Which of the following combinations should be selected for better tuning of an LCR circuit used for communication?

• A. R= 20Ω,L =1.5H,C =35 μF
• B. R= 25Ω,L =2.5H,C =45 μF
• C. R= 25Ω,L =1.5H,C =45 μF
• D. R= 15Ω,L =3.5H,C =30 μF

Answer 1

The Correct Option is D

For better tuning of an LCR circuit used in communication, the following factors are important:

• High selectivity (sharp resonance)
• High quality factor \( Q \)

The quality factor is given by:

\[ Q = \frac{1}{R} \sqrt{\frac{L}{C}} \]

To maximize \( Q \), we need:

• Lower resistance \( R \)
• Higher inductance \( L \)
• Lower capacitance \( C \)

Step 1: Evaluate Each Option

Option A: \( R = 20\Omega, L = 1.5H, C = 35\mu F \)

\[ Q = \frac{1}{20} \sqrt{\frac{1.5}{35 \times 10^{-6}}} \]

Option B: \( R = 25\Omega, L = 2.5H, C = 45\mu F \)

\[ Q = \frac{1}{25} \sqrt{\frac{2.5}{45 \times 10^{-6}}} \]

Option C: \( R = 25\Omega, L = 1.5H, C = 45\mu F \)

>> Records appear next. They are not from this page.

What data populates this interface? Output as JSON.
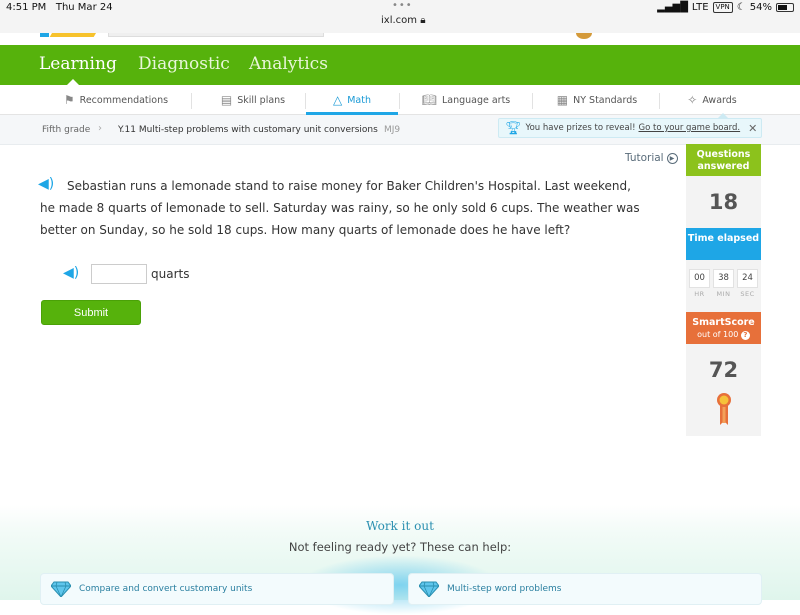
{
  "status_bar": {
    "time": "4:51 PM",
    "date": "Thu Mar 24",
    "url": "ixl.com",
    "signal": "LTE",
    "vpn": "VPN",
    "battery": "54%"
  },
  "top_nav": {
    "items": [
      "Learning",
      "Diagnostic",
      "Analytics"
    ],
    "active": "Learning"
  },
  "subject_tabs": [
    {
      "label": "Recommendations",
      "icon": "signpost-icon"
    },
    {
      "label": "Skill plans",
      "icon": "skill-plan-icon"
    },
    {
      "label": "Math",
      "icon": "pyramid-icon",
      "active": true
    },
    {
      "label": "Language arts",
      "icon": "book-icon"
    },
    {
      "label": "NY Standards",
      "icon": "clipboard-icon"
    },
    {
      "label": "Awards",
      "icon": "confetti-icon"
    }
  ],
  "breadcrumb": {
    "grade": "Fifth grade",
    "skill": "Y.11 Multi-step problems with customary unit conversions",
    "code": "MJ9"
  },
  "prizes": {
    "text": "You have prizes to reveal!",
    "link": "Go to your game board."
  },
  "question": {
    "text": "Sebastian runs a lemonade stand to raise money for Baker Children's Hospital. Last weekend, he made 8 quarts of lemonade to sell. Saturday was rainy, so he only sold 6 cups. The weather was better on Sunday, so he sold 18 cups. How many quarts of lemonade does he have left?",
    "answer_value": "",
    "unit": "quarts",
    "submit_label": "Submit"
  },
  "tutorial_label": "Tutorial",
  "stats": {
    "questions_label": "Questions answered",
    "questions_value": "18",
    "time_label": "Time elapsed",
    "timer": {
      "hr": "00",
      "min": "38",
      "sec": "24"
    },
    "timer_labels": {
      "hr": "HR",
      "min": "MIN",
      "sec": "SEC"
    },
    "smartscore_label": "SmartScore",
    "smartscore_sub": "out of 100",
    "smartscore_value": "72"
  },
  "work_it_out": {
    "title": "Work it out",
    "subtitle": "Not feeling ready yet? These can help:",
    "cards": [
      "Compare and convert customary units",
      "Multi-step word problems"
    ]
  },
  "colors": {
    "brand_green": "#56b20c",
    "accent_blue": "#1ea6e6",
    "questions_green": "#8cc21c",
    "smartscore_orange": "#e7703a"
  }
}
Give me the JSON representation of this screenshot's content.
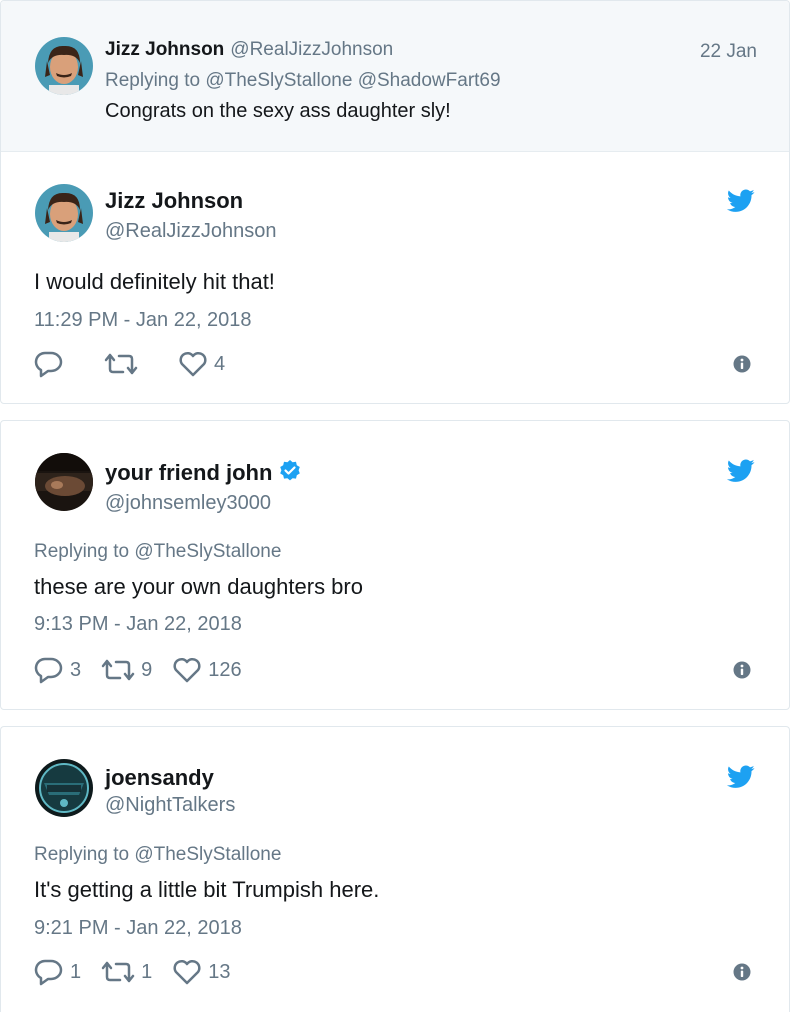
{
  "parent_tweet": {
    "name": "Jizz Johnson",
    "handle": "@RealJizzJohnson",
    "date": "22 Jan",
    "replying_to": "Replying to @TheSlyStallone @ShadowFart69",
    "text": "Congrats on the sexy ass daughter sly!"
  },
  "tweets": [
    {
      "name": "Jizz Johnson",
      "handle": "@RealJizzJohnson",
      "verified": false,
      "replying_to": "",
      "text": "I would definitely hit that!",
      "timestamp": "11:29 PM - Jan 22, 2018",
      "replies": "",
      "retweets": "",
      "likes": "4"
    },
    {
      "name": "your friend john",
      "handle": "@johnsemley3000",
      "verified": true,
      "replying_to": "Replying to @TheSlyStallone",
      "text": "these are your own daughters bro",
      "timestamp": "9:13 PM - Jan 22, 2018",
      "replies": "3",
      "retweets": "9",
      "likes": "126"
    },
    {
      "name": "joensandy",
      "handle": "@NightTalkers",
      "verified": false,
      "replying_to": "Replying to @TheSlyStallone",
      "text": "It's getting a little bit Trumpish here.",
      "timestamp": "9:21 PM - Jan 22, 2018",
      "replies": "1",
      "retweets": "1",
      "likes": "13"
    }
  ],
  "colors": {
    "twitter_blue": "#1da1f2",
    "verified_blue": "#1da1f2",
    "muted_text": "#657786",
    "border": "#e1e8ed",
    "context_bg": "#f5f8fa"
  },
  "icons": [
    "twitter-bird-icon",
    "reply-icon",
    "retweet-icon",
    "like-icon",
    "info-icon",
    "verified-badge-icon"
  ]
}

\[ Q = \frac{1}{25} \sqrt{\frac{1.5}{45 \times 10^{-6}}} \]

Option D: \( R = 15\Omega, L = 3.5H, C = 30\mu F \)

\[ Q = \frac{1}{15} \sqrt{\frac{3.5}{30 \times 10^{-6}}} \]

Step 2: Compare

Option D has the smallest \( R \), largest \( L \), and small \( C \), which maximizes the value of \( Q \). Hence, it gives better tuning and sharper resonance.

Conclusion:

The best combination for better tuning is \({R = 15\Omega, L = 3.5H, C = 30\mu F} \), so the correct answer is (D).